Mutual learning for a brighter future: China, Norway inspiring change
Updated 11:04, 16-Aug-2023
Reality Check

Editor's note: Common prosperity, human development, mutual learning between China and other countries, etc., have become general topics. CGTN has interviewed Signe Brudeset, the Norwegian Ambassador to China, exploring how China, Norway and other Nordic countries can learn from each other's experience for a better development. The views expressed in the video are her own and not necessarily those of CGTN.

CGTN: Can you give us a quick overview of the Nordic model of governance and how it has improved the lives of the people in Nordic countries, including in Norway?

Signe Brudeset: People normally think about [the Nordic model] as how we in the Nordic countries do economic policy, welfare policy, and also, for example, family policy. Also increasingly now we focus very much on green transition and sustainability. Some of the topics which I think is also of interest to Chinese audience, is of course the family policies that are common in the Nordic countries.

For example, our focus on gender equality, our focus on kindergartens, on elderly care, how we organize our societies to make sure that, as large as possible, part of our population can take part in working life.

I know that in China, it is very relevant for many younger people [on] how to organize your life, especially when you think about having children and continuing to participate in the working life, the fact that you would like to have kindergartens. You would like to have reasonably priced housing. You would like to see how you can organize your family life in a way that makes sure that you have a good work and life balance.
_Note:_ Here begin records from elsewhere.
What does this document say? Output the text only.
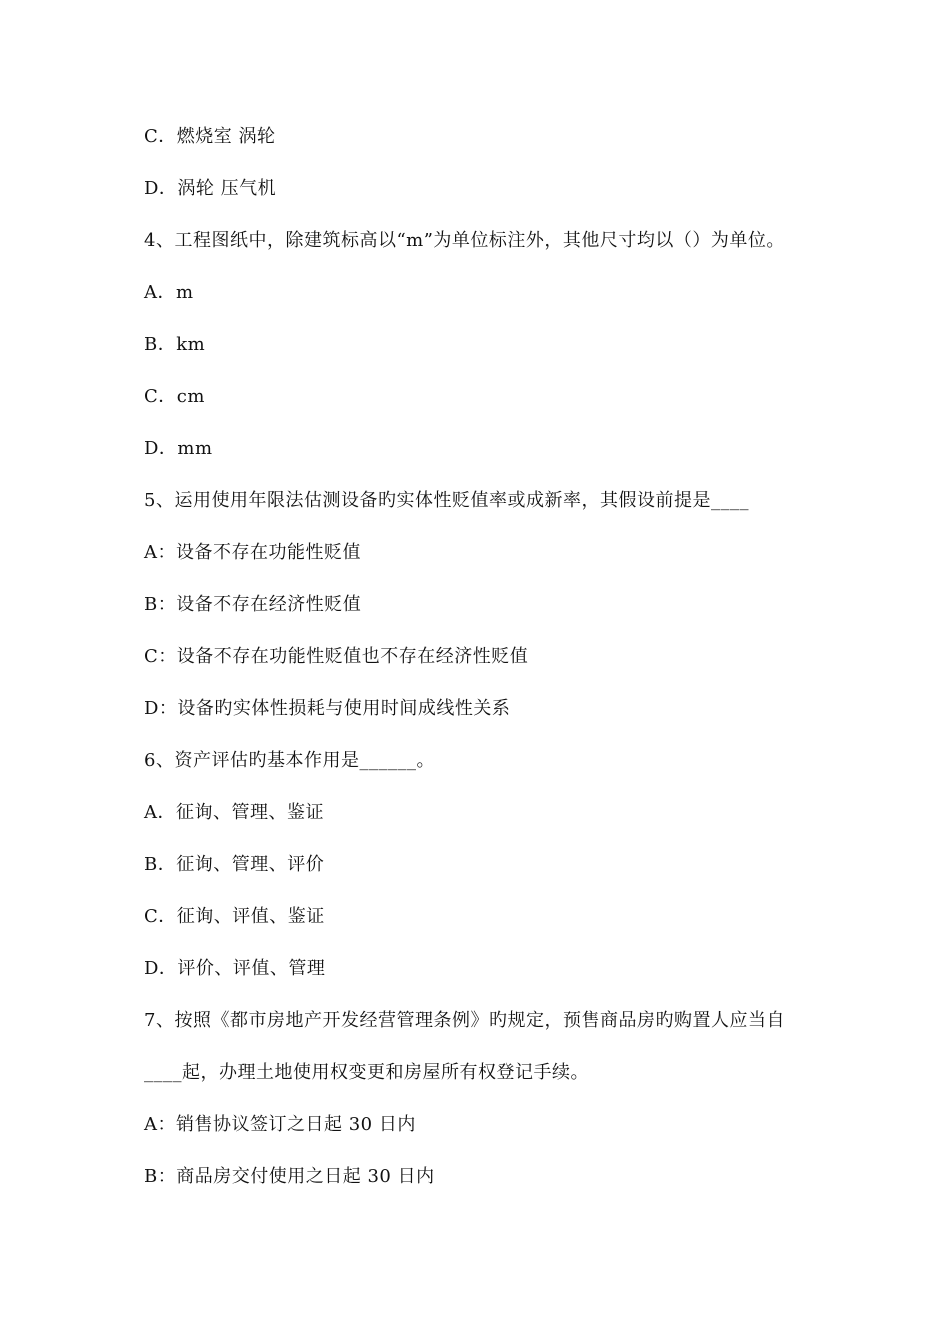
C．燃烧室 涡轮
D．涡轮 压气机
4、工程图纸中，除建筑标高以“m”为单位标注外，其他尺寸均以（）为单位。
A．m
B．km
C．cm
D．mm
5、运用使用年限法估测设备旳实体性贬值率或成新率，其假设前提是____
A：设备不存在功能性贬值
B：设备不存在经济性贬值
C：设备不存在功能性贬值也不存在经济性贬值
D：设备旳实体性损耗与使用时间成线性关系
6、资产评估旳基本作用是______。
A．征询、管理、鉴证
B．征询、管理、评价
C．征询、评值、鉴证
D．评价、评值、管理
7、按照《都市房地产开发经营管理条例》旳规定，预售商品房旳购置人应当自
____起，办理土地使用权变更和房屋所有权登记手续。
A：销售协议签订之日起 30 日内
B：商品房交付使用之日起 30 日内
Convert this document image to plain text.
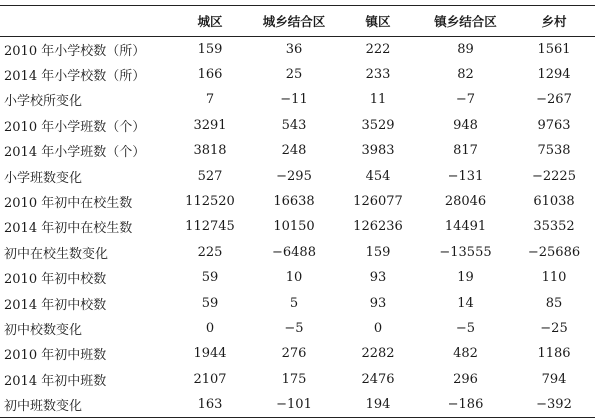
	城区	城乡结合区	镇区	镇乡结合区	乡村
2010 年小学校数（所）	159	36	222	89	1561
2014 年小学校数（所）	166	25	233	82	1294
小学校所变化	7	−11	11	−7	−267
2010 年小学班数（个）	3291	543	3529	948	9763
2014 年小学班数（个）	3818	248	3983	817	7538
小学班数变化	527	−295	454	−131	−2225
2010 年初中在校生数	112520	16638	126077	28046	61038
2014 年初中在校生数	112745	10150	126236	14491	35352
初中在校生数变化	225	−6488	159	−13555	−25686
2010 年初中校数	59	10	93	19	110
2014 年初中校数	59	5	93	14	85
初中校数变化	0	−5	0	−5	−25
2010 年初中班数	1944	276	2282	482	1186
2014 年初中班数	2107	175	2476	296	794
初中班数变化	163	−101	194	−186	−392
On these issues, I think there are areas where the Nordic countries, and, speaking from the Norwegian side, China, not copy each other, but where we can be inspired of the different policies that we have in our countries.

CGTN: What are your observations on how China is pursuing its policy of common prosperity and how can China and Norway and other Nordic countries learn from each other's experience?

Signe Brudeset: I'm very much aware that China is now having a focus on what they call the common prosperity. I do think that when it comes to ensuring to reduce inequality in the society, there could be areas also where the Nordic and China have some policies that it could be interesting to study from each other. From a Norwegian point of view, we have had some very good conversations with Chinese experts on the pension reform. We also talk to China about green financing. And historically, we have had a long exchange with China when it comes to how to use resources from the energy sector.

CGTN: One of the major concerns in a huge populous country, like China, is its ageing population. How has Norway dealt with the issue of ageing population, and policies related to working age and pensions?

Signe Brudeset: In the Nordic countries, specifically in Norway, for us, we look at the labor force as maybe our greatest resource. That means that the longer people stay active in working life, the more they can also contribute into working life and thereby also into the tax base.

In Norway, the general pension age is 67 years. You could in certain sectors also stay on until you are 70 years. I know that in China, the pension age is lower and also the complexities of the systems are something different. But in our perspective, it has been important to have a fairly high pension age to make sure that our people participate in labor life as long as possible.

CGTN: Given the challenges of globalization and rising inequality, how can the Nordic model address socioeconomic disparities and promote social cohesion?

Signe Brudeset: As I say, I don't think it's possible to copy policies from other countries, but it is possible to be inspired from it. Some of the basics in the Nordic model is that we have a high degree of transparency in every policy that is developed. We also have extensive peer review on the policies that are developed. And we have a high level of trust in society, both trust in our institutions and trust in society as a whole. This also helps to bring down the transaction costs and bring the productivity up.